An Artificial Training Set for the Recognition and Tracking of Hand Gestures

Arvind Sastry, Carlo Tomasi

Hand gestures are examples of fast and complex motions. Computers fail to track these in fast video, but sleight of hand fools humans as well: what happens too quickly we just can not see. Our research is based on the idea of a three dimensional (3D) tracker for these motions that relies on the recognition of familiar configurations in two dimensional (2D) images (Classification), and fills the gaps in between (Interpolation). We illustrate this idea with experiments in hand motions similar to finger spelling. Classification of hand configurations, as a component of the overall hand tracking procedure and as such the focal point of this dissertation, involves the processing of the 2D frame from video to determine its associated 3D pose and configurations parameters.

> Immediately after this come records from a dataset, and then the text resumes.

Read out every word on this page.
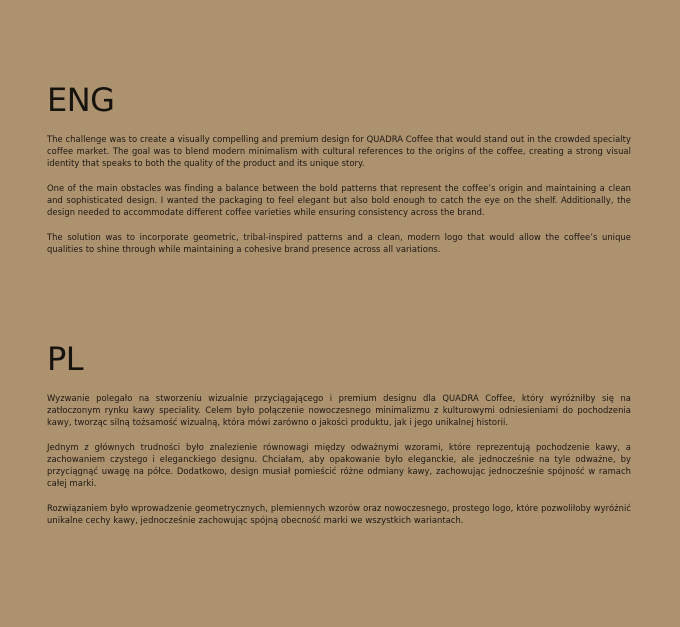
ENG

The challenge was to create a visually compelling and premium design for QUADRA Coffee that would stand out in the crowded specialty coffee market. The goal was to blend modern minimalism with cultural references to the origins of the coffee, creating a strong visual identity that speaks to both the quality of the product and its unique story.

One of the main obstacles was finding a balance between the bold patterns that represent the coffee’s origin and maintaining a clean and sophisticated design. I wanted the packaging to feel elegant but also bold enough to catch the eye on the shelf. Additionally, the design needed to accommodate different coffee varieties while ensuring consistency across the brand.

The solution was to incorporate geometric, tribal-inspired patterns and a clean, modern logo that would allow the coffee’s unique qualities to shine through while maintaining a cohesive brand presence across all variations.

PL

Wyzwanie polegało na stworzeniu wizualnie przyciągającego i premium designu dla QUADRA Coffee, który wyróżniłby się na zatłoczonym rynku kawy speciality. Celem było połączenie nowoczesnego minimalizmu z kulturowymi odniesieniami do pochodzenia kawy, tworząc silną tożsamość wizualną, która mówi zarówno o jakości produktu, jak i jego unikalnej historii.

Jednym z głównych trudności było znalezienie równowagi między odważnymi wzorami, które reprezentują pochodzenie kawy, a zachowaniem czystego i eleganckiego designu. Chciałam, aby opakowanie było eleganckie, ale jednocześnie na tyle odważne, by przyciągnąć uwagę na półce. Dodatkowo, design musiał pomieścić różne odmiany kawy, zachowując jednocześnie spójność w ramach całej marki.

Rozwiązaniem było wprowadzenie geometrycznych, plemiennych wzorów oraz nowoczesnego, prostego logo, które pozwoliłoby wyróżnić unikalne cechy kawy, jednocześnie zachowując spójną obecność marki we wszystkich wariantach.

With this goal in mind, we first build an artificial (and therefore scalable) training set of ‘familiar’ hand frames that is invariant to shape, scale, rotation, position and configuration of the hand. Next, we propose a feature design technique that generates image features best suited for this particular shape recognition exercise. To differentiate between two such features and thereby the configurations they represent, we put forward an appropriate distance metric based on the Earth Mover’s Distance. The final design of the classifier then applies this distance metric and feature extraction process to achieve efficient and effective recognition.